Как-то в воскресный вечер два батрака, несколько шестинников и арендаторов сидели в Лийвамяэ; Ханс читал им газету. Она пестрела сообщениями о стачках, происходящих на заводах, а также в поместьях.
— Молодцы! — воскликнул один из парней, когда Ханс читал о забастовке мызных батраков.
— Вот что значит дружно за дело взяться, — заметил арендатор, прослушав заметку о том, как арендаторы одного имения предъявили помещику совместные требования.

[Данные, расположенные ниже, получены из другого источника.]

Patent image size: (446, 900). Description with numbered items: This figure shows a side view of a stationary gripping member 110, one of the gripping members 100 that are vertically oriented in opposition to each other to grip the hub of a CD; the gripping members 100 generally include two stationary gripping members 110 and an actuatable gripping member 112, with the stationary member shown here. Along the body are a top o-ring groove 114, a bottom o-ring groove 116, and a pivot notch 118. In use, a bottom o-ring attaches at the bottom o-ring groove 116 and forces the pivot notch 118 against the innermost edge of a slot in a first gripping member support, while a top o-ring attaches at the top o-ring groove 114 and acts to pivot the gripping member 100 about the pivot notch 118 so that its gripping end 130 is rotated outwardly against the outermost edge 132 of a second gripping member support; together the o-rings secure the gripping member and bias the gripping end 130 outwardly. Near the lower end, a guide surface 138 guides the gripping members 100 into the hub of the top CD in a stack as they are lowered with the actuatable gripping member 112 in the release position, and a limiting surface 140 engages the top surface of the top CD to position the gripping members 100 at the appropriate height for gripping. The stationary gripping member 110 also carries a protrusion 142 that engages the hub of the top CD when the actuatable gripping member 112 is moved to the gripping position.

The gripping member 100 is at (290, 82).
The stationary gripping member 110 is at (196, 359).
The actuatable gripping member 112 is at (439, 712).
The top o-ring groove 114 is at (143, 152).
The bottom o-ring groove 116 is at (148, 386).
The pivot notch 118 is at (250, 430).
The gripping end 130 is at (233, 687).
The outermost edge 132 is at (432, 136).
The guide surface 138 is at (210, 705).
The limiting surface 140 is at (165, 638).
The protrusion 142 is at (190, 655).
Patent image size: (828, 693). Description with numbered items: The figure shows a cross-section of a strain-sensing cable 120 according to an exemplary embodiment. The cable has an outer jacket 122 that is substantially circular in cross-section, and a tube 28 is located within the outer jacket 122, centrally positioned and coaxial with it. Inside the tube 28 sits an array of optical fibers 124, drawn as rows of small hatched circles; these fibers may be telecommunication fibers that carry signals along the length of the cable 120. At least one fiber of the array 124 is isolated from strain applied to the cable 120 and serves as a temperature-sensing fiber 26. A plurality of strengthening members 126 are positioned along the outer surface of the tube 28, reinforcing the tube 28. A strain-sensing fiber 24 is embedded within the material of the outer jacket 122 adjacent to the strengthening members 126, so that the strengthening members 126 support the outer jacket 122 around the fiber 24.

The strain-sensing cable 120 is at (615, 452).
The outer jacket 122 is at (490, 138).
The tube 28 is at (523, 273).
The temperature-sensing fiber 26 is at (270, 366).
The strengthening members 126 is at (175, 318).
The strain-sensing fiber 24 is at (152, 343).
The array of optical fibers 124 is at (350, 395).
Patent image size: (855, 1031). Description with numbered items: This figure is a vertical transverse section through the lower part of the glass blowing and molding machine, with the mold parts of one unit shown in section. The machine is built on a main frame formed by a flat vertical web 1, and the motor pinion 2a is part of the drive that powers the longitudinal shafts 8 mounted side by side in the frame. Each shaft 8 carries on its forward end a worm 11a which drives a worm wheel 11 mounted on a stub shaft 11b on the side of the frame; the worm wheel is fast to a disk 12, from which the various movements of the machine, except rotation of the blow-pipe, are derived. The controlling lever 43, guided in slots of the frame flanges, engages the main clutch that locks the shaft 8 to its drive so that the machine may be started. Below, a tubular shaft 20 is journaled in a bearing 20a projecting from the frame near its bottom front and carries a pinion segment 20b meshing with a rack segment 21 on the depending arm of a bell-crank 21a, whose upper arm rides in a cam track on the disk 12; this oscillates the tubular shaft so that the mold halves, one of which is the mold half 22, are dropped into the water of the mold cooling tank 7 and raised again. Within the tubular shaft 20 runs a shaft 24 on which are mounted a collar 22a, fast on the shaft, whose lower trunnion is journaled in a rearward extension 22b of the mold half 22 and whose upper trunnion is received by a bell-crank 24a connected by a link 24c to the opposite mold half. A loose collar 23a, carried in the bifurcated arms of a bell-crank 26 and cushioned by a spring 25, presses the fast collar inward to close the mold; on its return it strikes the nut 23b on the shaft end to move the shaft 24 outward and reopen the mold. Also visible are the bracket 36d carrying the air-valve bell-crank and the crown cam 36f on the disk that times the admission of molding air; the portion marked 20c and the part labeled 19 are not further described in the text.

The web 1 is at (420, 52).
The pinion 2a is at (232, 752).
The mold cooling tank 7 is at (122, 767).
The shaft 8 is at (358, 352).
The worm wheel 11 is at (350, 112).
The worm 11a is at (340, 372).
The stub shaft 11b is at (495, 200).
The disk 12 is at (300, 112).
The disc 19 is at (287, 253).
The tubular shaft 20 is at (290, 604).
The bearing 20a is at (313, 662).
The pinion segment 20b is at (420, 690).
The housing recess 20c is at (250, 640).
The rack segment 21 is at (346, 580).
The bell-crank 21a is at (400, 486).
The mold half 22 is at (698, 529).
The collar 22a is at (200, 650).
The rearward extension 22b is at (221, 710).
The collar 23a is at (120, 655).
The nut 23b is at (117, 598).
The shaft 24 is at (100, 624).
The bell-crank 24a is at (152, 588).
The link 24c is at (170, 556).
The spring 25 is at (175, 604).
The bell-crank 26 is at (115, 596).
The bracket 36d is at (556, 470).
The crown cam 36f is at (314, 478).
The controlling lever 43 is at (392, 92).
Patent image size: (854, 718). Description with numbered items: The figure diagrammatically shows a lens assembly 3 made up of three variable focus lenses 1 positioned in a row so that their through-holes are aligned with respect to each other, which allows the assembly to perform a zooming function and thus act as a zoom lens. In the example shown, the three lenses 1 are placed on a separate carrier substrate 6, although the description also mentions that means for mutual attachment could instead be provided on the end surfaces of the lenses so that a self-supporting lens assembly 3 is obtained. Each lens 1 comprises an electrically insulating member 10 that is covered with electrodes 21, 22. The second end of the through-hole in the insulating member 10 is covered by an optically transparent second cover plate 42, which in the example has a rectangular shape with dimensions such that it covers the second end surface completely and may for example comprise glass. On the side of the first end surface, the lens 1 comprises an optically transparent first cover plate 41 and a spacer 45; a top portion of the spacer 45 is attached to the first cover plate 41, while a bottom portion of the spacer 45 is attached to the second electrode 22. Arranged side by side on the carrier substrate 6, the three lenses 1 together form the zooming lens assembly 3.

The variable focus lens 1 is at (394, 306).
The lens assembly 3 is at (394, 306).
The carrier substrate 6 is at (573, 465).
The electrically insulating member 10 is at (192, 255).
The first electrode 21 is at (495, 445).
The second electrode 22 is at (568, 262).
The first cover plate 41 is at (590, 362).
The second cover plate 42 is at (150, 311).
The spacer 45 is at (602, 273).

— Наши тоже просят снизить аренду за луга, да все поодиночке ходят, потому барон и слышать не хочет об уступках, — посетовал какой-то шестинник.
— Разве у нас люди! — сказал один из арендаторов. — Не успеешь рот раскрыть, как барону уже все известно, и тебя требуют на мызу; где уж тут сговариваться.
— Людей подготовить нужно, — заметил Ханс. — Ведь само собой ничего не делается. Да небось беда научит друг за друга держаться.
— Поди попробуй! Барон как узнает, сразу повысит аренду и дней прибавит.
— А если вы сговоритесь и не станете отрабатывать лишние дни? — спросил Ханс.
— В суд подаст… с земли прогонит, — ответил один из арендаторов.
— В тот же день выгонит, — подтвердил батрак, — где уж нам с бароном судиться. Даже волость ничего сделать не может. Выбрали нового старшину, мужик старательный, обещал вытребовать у мызы все волостные земли, а где они! На словах большой город построил, а на деле и кукушкина гнезда не свил. Разве он у барона чего-нибудь добьется! Да и судьи кто — те же господа, все из одного теста. Волостной старшина обещал в мировой суд сходить, а если тот не поможет, то прямо в крепостное[6], поглядим, что получится. Истратит волостные деньги, а земля как была баронская, так и останется.
— Это верно, — согласился один из арендаторов, — только зря деньги тратим, а люди все без земли. Нашему брату неоткуда ждать помощи и милости…
— До бога высоко, до царя далеко, — улыбнулся Ханс.
— До бога высоко, до царя далеко, — повторили мужики, горько усмехаясь.
— Да, нет у нас защитника, кроме бога, — вздохнул один из арендаторов — о нем поговаривали, будто он хочет стать церковным старостой.
— Точно у бога и дел других нет, как только нас выслушивать, — сказал батрак.
— Он обо всех заботится, — ответил мужик с благочестивым лицом.
— А разве тем, кто ему вечно молится, кто плачет и вопит, — разве им лучше живется? — сердито спросил один из шестинников.
— У них, по крайней мере, на душе спокойно.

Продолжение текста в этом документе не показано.